House flipping in New York City has drawn investors who target homeowners in foreclosure as a means of racking up quick profits in gentrifying neighborhoods. Today, the Center is shining a light on how speculative real estate practices in the small home market are depriving New Yorkers of badly needed opportunities to find affordable housing.
Our latest report, “House Flipping In NYC: How Real Estate Speculators Are Targeting New York City’s Most Affordable Neighborhoods,” uses data drawn from a range of sources to identify the impacts of property speculation on homeowners, rents in small buildings, and potential owners struggling to find a home they can afford.
What did we find?
- Flipping diminishes the supply of homes affordable to working class families looking to buy a home.

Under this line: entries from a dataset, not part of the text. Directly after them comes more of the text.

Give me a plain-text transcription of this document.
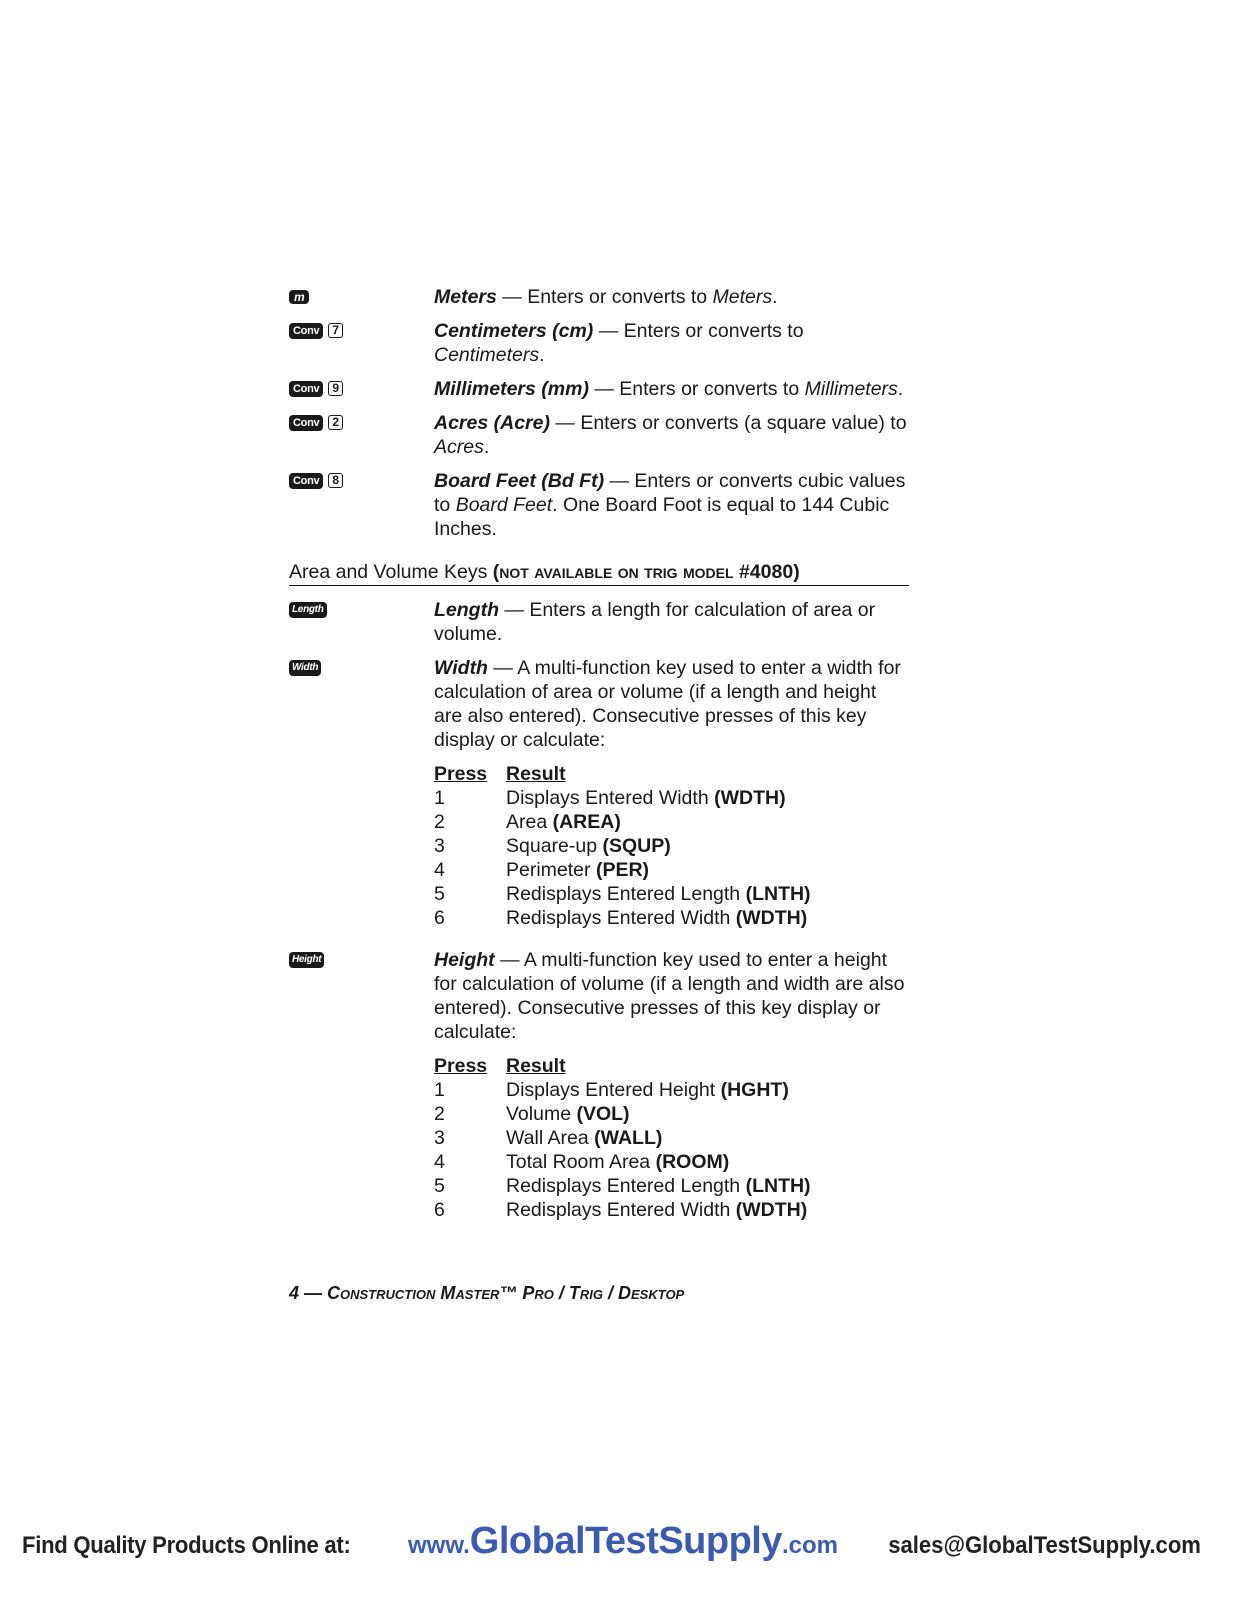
m	Meters — Enters or converts to Meters.
Conv 7	Centimeters (cm) — Enters or converts to Centimeters.
Conv 9	Millimeters (mm) — Enters or converts to Millimeters.
Conv 2	Acres (Acre) — Enters or converts (a square value) to Acres.
Conv 8	Board Feet (Bd Ft) — Enters or converts cubic values to Board Feet. One Board Foot is equal to 144 Cubic Inches.
Area and Volume Keys (not available on trig model #4080)
Length	Length — Enters a length for calculation of area or volume.
Width	Width — A multi-function key used to enter a width for calculation of area or volume (if a length and height are also entered). Consecutive presses of this key display or calculate:
Press Result
1	Displays Entered Width (WDTH)
2	Area (AREA)
3	Square-up (SQUP)
4	Perimeter (PER)
5	Redisplays Entered Length (LNTH)
6	Redisplays Entered Width (WDTH)
Height	Height — A multi-function key used to enter a height for calculation of volume (if a length and width are also entered). Consecutive presses of this key display or calculate:
Press Result
1	Displays Entered Height (HGHT)
2	Volume (VOL)
3	Wall Area (WALL)
4	Total Room Area (ROOM)
5	Redisplays Entered Length (LNTH)
6	Redisplays Entered Width (WDTH)
4 — Construction Master™ Pro / Trig / Desktop
Find Quality Products Online at: www.GlobalTestSupply.com sales@GlobalTestSupply.com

- Flipping is fueled by foreclosures: investors source a disproportionate number of flip properties from homeowners in foreclosure, raising serious questions about whether these owners were taken advantage of and deprived the chance to stay in their homes.

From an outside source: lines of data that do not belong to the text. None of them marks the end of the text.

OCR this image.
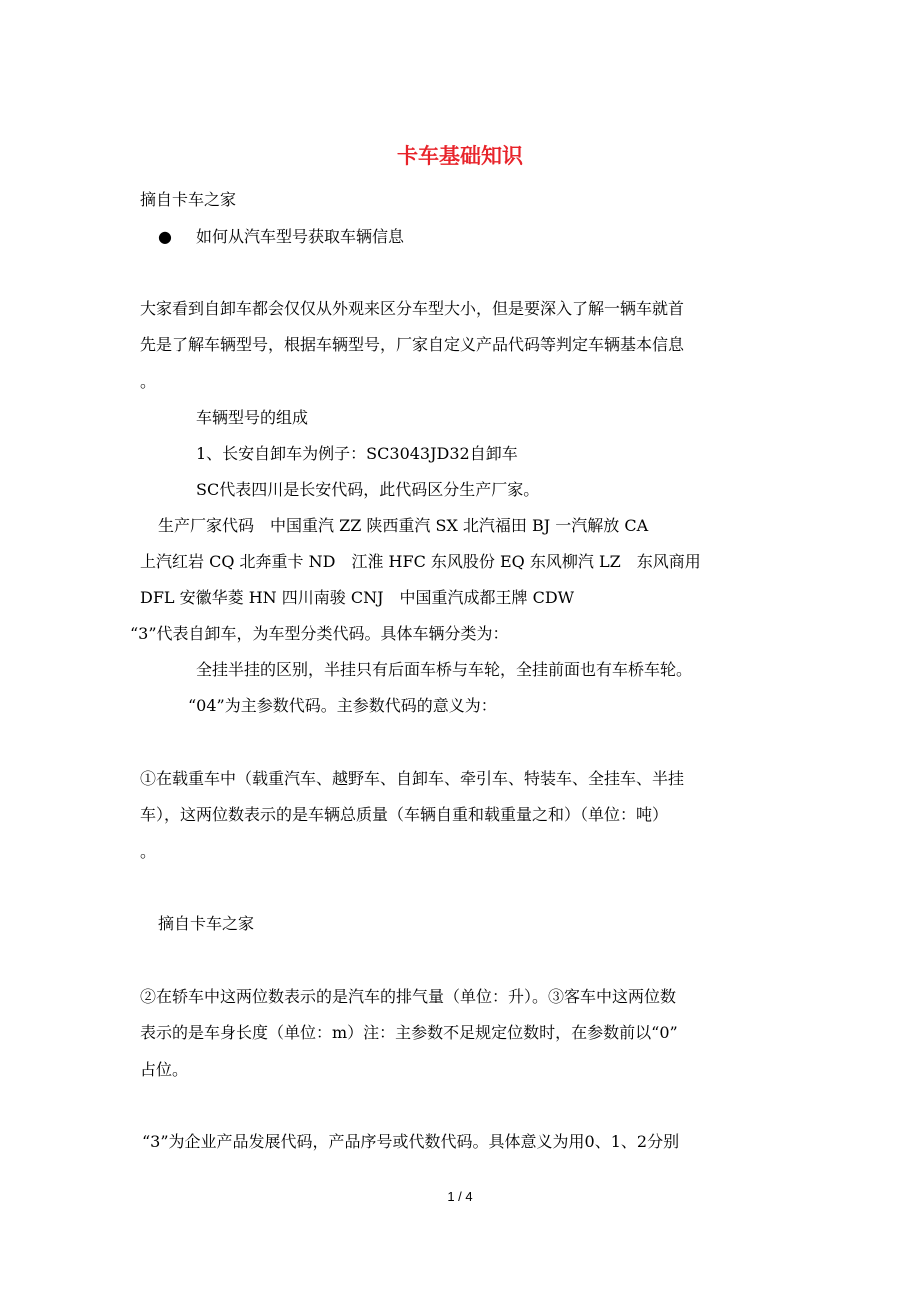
卡车基础知识
摘自卡车之家
● 如何从汽车型号获取车辆信息
大家看到自卸车都会仅仅从外观来区分车型大小，但是要深入了解一辆车就首
先是了解车辆型号，根据车辆型号，厂家自定义产品代码等判定车辆基本信息
。
车辆型号的组成
1、长安自卸车为例子：SC3043JD32自卸车
SC代表四川是长安代码，此代码区分生产厂家。
生产厂家代码　中国重汽 ZZ 陕西重汽 SX 北汽福田 BJ 一汽解放 CA
上汽红岩 CQ 北奔重卡 ND　江淮 HFC 东风股份 EQ 东风柳汽 LZ　东风商用
DFL 安徽华菱 HN 四川南骏 CNJ　中国重汽成都王牌 CDW
“3”代表自卸车，为车型分类代码。具体车辆分类为：
全挂半挂的区别，半挂只有后面车桥与车轮，全挂前面也有车桥车轮。
“04”为主参数代码。主参数代码的意义为：
①在载重车中（载重汽车、越野车、自卸车、牵引车、特装车、全挂车、半挂
车），这两位数表示的是车辆总质量（车辆自重和载重量之和）（单位：吨）
。
摘自卡车之家
②在轿车中这两位数表示的是汽车的排气量（单位：升）。③客车中这两位数
表示的是车身长度（单位：m）注：主参数不足规定位数时，在参数前以“0”
占位。
“3”为企业产品发展代码，产品序号或代数代码。具体意义为用0、1、2分别
1 / 4
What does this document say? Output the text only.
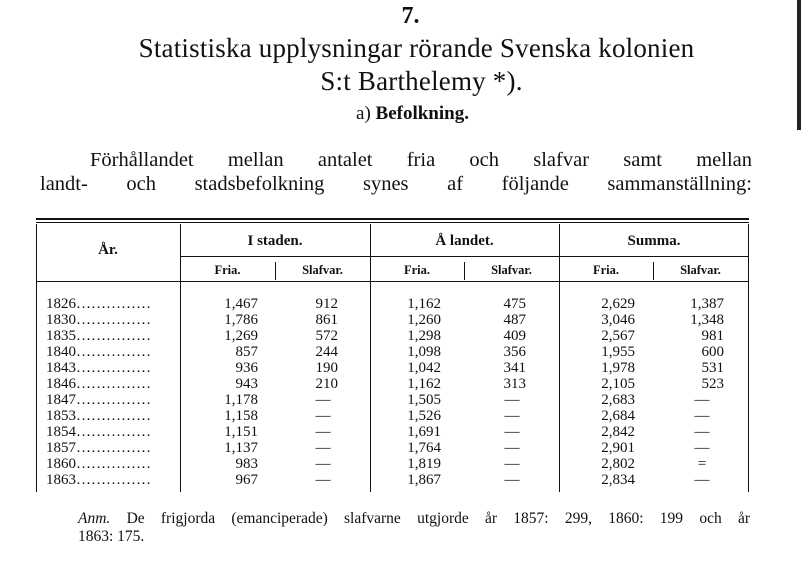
7.
Statistiska upplysningar rörande Svenska kolonien
S:t Barthelemy *).
a) Befolkning.
Förhållandet mellan antalet fria och slafvar samt mellan
landt- och stadsbefolkning synes af följande sammanställning:
År.
I staden.	Å landet.	Summa.
Fria.	Slafvar.	Fria.	Slafvar.	Fria.	Slafvar.
1826……………	1,467	912	1,162	475	2,629	1,387
1830……………	1,786	861	1,260	487	3,046	1,348
1835……………	1,269	572	1,298	409	2,567	981
1840……………	857	244	1,098	356	1,955	600
1843……………	936	190	1,042	341	1,978	531
1846……………	943	210	1,162	313	2,105	523
1847……………	1,178	—	1,505	—	2,683	—
1853……………	1,158	—	1,526	—	2,684	—
1854……………	1,151	—	1,691	—	2,842	—
1857……………	1,137	—	1,764	—	2,901	—
1860……………	983	—	1,819	—	2,802	=
1863……………	967	—	1,867	—	2,834	—
Anm. De frigjorda (emanciperade) slafvarne utgjorde år 1857: 299, 1860: 199 och år
1863: 175.
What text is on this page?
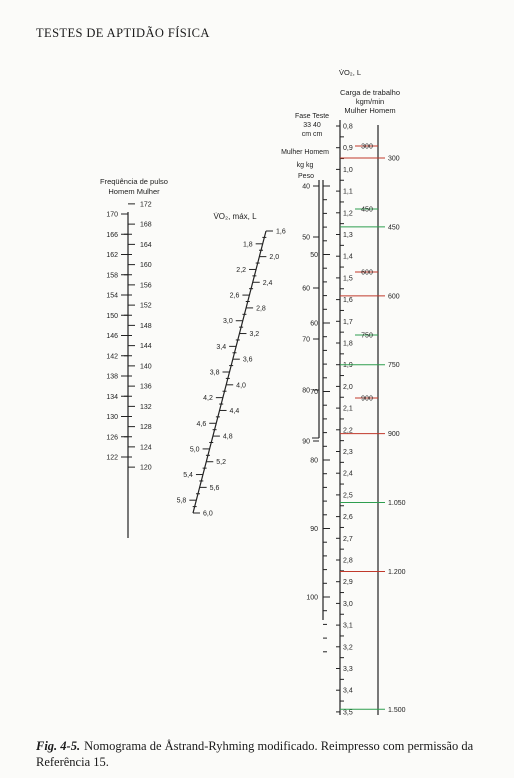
TESTES DE APTIDÃO FÍSICA
Freqüência de pulso
Homem Mulher
170
166
162
158
154
150
146
142
138
134
130
126
122
172
168
164
160
156
152
148
144
140
136
132
128
124
120
V̇O₂, máx, L
1,6
2,0
2,4
2,8
3,2
3,6
4,0
4,4
4,8
5,2
5,6
6,0
1,8
2,2
2,6
3,0
3,4
3,8
4,2
4,6
5,0
5,4
5,8
Fase Teste
33 40
cm cm
Mulher Homem
kg kg
Peso
40
50
60
70
80
90
50
60
70
80
90
100
V̇O₂, L
Carga de trabalho
kgm/min
Mulher Homem
0,8
0,9
1,0
1,1
1,2
1,3
1,4
1,5
1,6
1,7
1,8
1,9
2,0
2,1
2,2
2,3
2,4
2,5
2,6
2,7
2,8
2,9
3,0
3,1
3,2
3,3
3,4
3,5
300
450
600
750
900
300
450
600
750
900
1.050
1.200
1.500
Fig. 4-5. Nomograma de Åstrand-Ryhming modificado. Reimpresso com permissão da Referência 15.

- Flipping inflates the price of homes that would otherwise be affordable New Yorkers of modest means.
There are new tools to confront this practice that threatens to transform the longtime bastions of affordable homeownership in Southeast Queens, Eastern Brooklyn and parts of the Bronx. New York State Assembly (bill #7406) and Senate (bill #6488) would tax home sales in NYC that occur in rapid succession at higher rates than those that follow long periods of ownership. This flip tax would exempt average homebuyers while demanding the speculative investors pay up if they want to flip in New York City. While this measure, which was included in the New York Assembly’s proposed budget for 2018, would not ban flipping, it would be an important first step in ensuring that home flipping does not dictate who can and can’t own in our neighborhoods.
The report builds on our 2016 study of house flipping in New York City. The 2016 report, “The Impact of Property Flipping on Homeowners and Renters in Small Buildings,” found that flipping has been on the rise as the housing market recovers from the financial crisis and that inflated home prices due to speculation mean fewer opportunities for first-time homebuyers.